On Wednesday, Israeli Prime Minister Ehud Olmert said that the peace agreement with Hamas was “fragile and likely to be short-lived.”
Olmert also warned Hamas that this most recent truce was the militant’s group last chance to avoid an Israeli military attack into the Gaza Strip, the territory controlled by the group.
Israeli Defense Minister Ehud Barek told the French newspaper Le Monde that Israel’s bloody history with Hamas made it difficult to predict the outcome to the truce.
“Historically, we are on a collision course with Hamas. But it still makes sense to grasp this opportunity,” he said.
While Israel, like the U.S. and the European Union, classifies Hamas as a terrorist organization, it has come under increasing international pressure to broker some kind of peace agreement. With the Egyptians as negotiators, Israel’s Security Council agreed to pursue a truce last week.
But Hamas has much to gain from the cessation of hostilities, including relief from the Israeli-led blockade which has limited the amount of necessary supplies that could reach the area; the group also may gain some credibility with the West and a possible reconciliation with President Mahmoud Abbas, who is currently in the midst of a U.S.-sponsored peace negotiations with Olmert.
Israel hopes to halt the constant barrage of mortar and rocket attacks that have killed four Israeli civilians this year and Gaza Strip residents hope to ease the ever-present tension caused by the threat of Israeli military attacks.
“I want to be able to sleep without the sound of shelling or warplanes,” Eman Mahmoud, a 22-year old Gaza university student told the AP. “I am not sure how long it is going to last, but my dream is that this calm will continue.”
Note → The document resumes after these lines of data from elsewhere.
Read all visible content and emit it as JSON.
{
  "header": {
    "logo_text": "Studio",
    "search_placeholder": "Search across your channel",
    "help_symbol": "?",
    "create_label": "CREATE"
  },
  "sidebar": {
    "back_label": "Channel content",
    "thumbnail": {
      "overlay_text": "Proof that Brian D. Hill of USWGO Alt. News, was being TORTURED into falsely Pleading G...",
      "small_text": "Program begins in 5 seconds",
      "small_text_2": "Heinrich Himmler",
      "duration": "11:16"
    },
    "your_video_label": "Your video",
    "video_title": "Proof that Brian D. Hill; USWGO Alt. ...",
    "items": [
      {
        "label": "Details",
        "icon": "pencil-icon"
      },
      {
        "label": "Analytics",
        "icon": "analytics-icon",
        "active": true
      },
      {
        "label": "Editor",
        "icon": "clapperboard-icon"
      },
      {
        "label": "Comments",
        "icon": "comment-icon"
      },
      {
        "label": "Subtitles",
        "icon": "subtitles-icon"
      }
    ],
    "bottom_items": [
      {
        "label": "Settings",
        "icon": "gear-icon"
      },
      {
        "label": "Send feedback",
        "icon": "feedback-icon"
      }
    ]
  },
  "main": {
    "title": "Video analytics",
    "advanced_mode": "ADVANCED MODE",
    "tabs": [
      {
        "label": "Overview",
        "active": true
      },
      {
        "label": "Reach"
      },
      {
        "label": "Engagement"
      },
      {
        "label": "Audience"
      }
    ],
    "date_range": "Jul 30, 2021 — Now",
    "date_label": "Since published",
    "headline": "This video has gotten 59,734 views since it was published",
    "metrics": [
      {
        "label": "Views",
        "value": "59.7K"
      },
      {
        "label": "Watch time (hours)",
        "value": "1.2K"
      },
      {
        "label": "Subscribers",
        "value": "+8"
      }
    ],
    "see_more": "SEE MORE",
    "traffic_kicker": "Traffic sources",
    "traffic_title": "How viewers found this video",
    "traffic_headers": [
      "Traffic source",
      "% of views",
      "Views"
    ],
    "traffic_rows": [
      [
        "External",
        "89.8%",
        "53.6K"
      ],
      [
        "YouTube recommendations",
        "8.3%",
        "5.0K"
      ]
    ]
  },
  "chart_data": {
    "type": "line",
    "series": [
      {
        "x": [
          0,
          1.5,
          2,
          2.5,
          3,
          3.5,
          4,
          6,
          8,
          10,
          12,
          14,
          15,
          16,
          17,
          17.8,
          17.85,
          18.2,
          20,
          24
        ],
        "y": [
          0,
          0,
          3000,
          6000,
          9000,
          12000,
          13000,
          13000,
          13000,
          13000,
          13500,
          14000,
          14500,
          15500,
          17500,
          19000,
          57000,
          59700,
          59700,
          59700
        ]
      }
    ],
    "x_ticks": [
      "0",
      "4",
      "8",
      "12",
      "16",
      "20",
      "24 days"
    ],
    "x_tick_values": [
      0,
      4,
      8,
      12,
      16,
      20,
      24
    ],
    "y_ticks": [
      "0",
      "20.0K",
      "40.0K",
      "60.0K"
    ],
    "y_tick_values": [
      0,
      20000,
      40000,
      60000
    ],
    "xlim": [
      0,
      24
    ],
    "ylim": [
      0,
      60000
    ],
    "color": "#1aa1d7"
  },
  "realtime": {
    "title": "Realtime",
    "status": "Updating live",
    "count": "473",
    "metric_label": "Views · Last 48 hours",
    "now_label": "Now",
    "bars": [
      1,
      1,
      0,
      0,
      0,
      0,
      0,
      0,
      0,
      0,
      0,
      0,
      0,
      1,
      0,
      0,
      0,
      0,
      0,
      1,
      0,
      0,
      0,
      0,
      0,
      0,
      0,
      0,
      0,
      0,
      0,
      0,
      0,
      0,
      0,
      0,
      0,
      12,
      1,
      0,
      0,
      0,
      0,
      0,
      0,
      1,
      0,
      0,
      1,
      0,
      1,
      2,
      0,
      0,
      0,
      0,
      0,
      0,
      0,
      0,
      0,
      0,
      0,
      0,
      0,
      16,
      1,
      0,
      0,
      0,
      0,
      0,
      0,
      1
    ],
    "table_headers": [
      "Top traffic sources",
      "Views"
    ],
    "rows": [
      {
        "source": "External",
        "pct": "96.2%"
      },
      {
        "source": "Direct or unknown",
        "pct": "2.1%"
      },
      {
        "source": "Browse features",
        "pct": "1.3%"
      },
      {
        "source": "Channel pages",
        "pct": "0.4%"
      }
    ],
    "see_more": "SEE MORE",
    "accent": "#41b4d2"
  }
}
This current cease-fire is just one of several diplomatic efforts Israel is currently engaged in. On Wednesday, Israel said it hoped to start direct peace talks with Lebanon, saying all possibilities would be on the table, including the return of a disputed sliver of land Israel holds on their border.
Israel is also in a second round of indirect peace talks with Syria and is very close to brokering a prisoner swap with Hezbollah, the Shiite guerilla group based in Lebanon.